Nothing is ever a guarantee until draft night, I concede that, however, all signs seem to indicate that the 6-foot-6 Hughes will hear his name called. Analysts and recent mock drafts suggest that Hughes is likely to get selected in either the late first round or in the early/middle part of the second round.
To that end, NBA Draft analyst and former pro agent Matt Babcock of Babcock Hoops has updated his mock-draft board, with Hughes going at No. 23 in the first round to the Utah Jazz.
The Orange has some recent history with Utah. During the 2017 NBA Draft, the Jazz picked former ‘Cuse player Tyler Lydon, a power forward, with the No. 24 selection in the first round, although Utah then traded him to the Denver Nuggets in a draft-night deal.
The 2020 NBA Draft, by the way, is slated to occur on Wednesday, Nov. 18, and will air on ESPN, although NBA officials have said that the “date remains subject to change as circumstances warrant” given the novel coronavirus pandemic, according to an NBA press release from mid-September.
Former Syracuse basketball player Elijah Hughes is projected as a first-round selection in a new mock NBA Draft.
Hughes left the Orange after his redshirt junior campaign, one in which he led the Atlantic Coast Conference in scoring during the 2019-20 stanza.
A native of Beacon, N.Y., Hughes averaged 19.0 points, 4.9 rebounds and 3.4 assists per contest a stanza ago, while connecting on 42.6 percent from the field, 34.1 percent from beyond the arc, and 81.3 percent from the charity stripe.
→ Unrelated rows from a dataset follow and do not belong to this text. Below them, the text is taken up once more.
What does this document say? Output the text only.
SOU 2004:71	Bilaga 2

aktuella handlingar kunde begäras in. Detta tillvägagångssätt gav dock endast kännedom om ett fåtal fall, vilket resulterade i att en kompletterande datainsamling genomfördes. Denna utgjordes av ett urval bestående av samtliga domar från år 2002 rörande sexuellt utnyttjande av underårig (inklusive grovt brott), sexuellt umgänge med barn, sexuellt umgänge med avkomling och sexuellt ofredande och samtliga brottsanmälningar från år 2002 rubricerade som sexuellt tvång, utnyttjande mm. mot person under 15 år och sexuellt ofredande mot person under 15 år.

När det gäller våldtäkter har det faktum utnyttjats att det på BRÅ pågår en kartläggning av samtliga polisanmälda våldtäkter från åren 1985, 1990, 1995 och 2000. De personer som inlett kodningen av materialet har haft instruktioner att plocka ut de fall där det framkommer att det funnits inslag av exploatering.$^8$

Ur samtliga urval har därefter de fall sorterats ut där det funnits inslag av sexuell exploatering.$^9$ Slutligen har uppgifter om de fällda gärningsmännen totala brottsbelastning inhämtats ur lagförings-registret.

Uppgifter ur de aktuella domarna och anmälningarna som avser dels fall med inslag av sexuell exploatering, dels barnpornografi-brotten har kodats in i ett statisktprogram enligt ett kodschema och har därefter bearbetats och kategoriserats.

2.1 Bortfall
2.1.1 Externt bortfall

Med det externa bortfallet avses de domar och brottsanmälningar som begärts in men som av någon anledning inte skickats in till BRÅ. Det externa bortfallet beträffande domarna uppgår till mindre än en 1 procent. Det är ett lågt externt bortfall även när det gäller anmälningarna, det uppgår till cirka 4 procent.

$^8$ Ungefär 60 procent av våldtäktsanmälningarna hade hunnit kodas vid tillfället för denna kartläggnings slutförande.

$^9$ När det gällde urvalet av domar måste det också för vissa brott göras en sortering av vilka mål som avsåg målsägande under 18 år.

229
Although ‘Cuse opponents would often put their premier defender on Hughes, a shooting guard/small forward, he still managed to produce one of the best all-around terms on the Hill for the Syracuse basketball program in recent memory.
The Jazz, we should note, is a solid NBA team. During the 2020 playoffs, in which the Los Angeles Lakers captured the league’s championship, Utah fell in a first-round series that went seven games to Denver. The Jazz had earned the No. 6 seed in the Western Conference after going 44-28 in the regular season.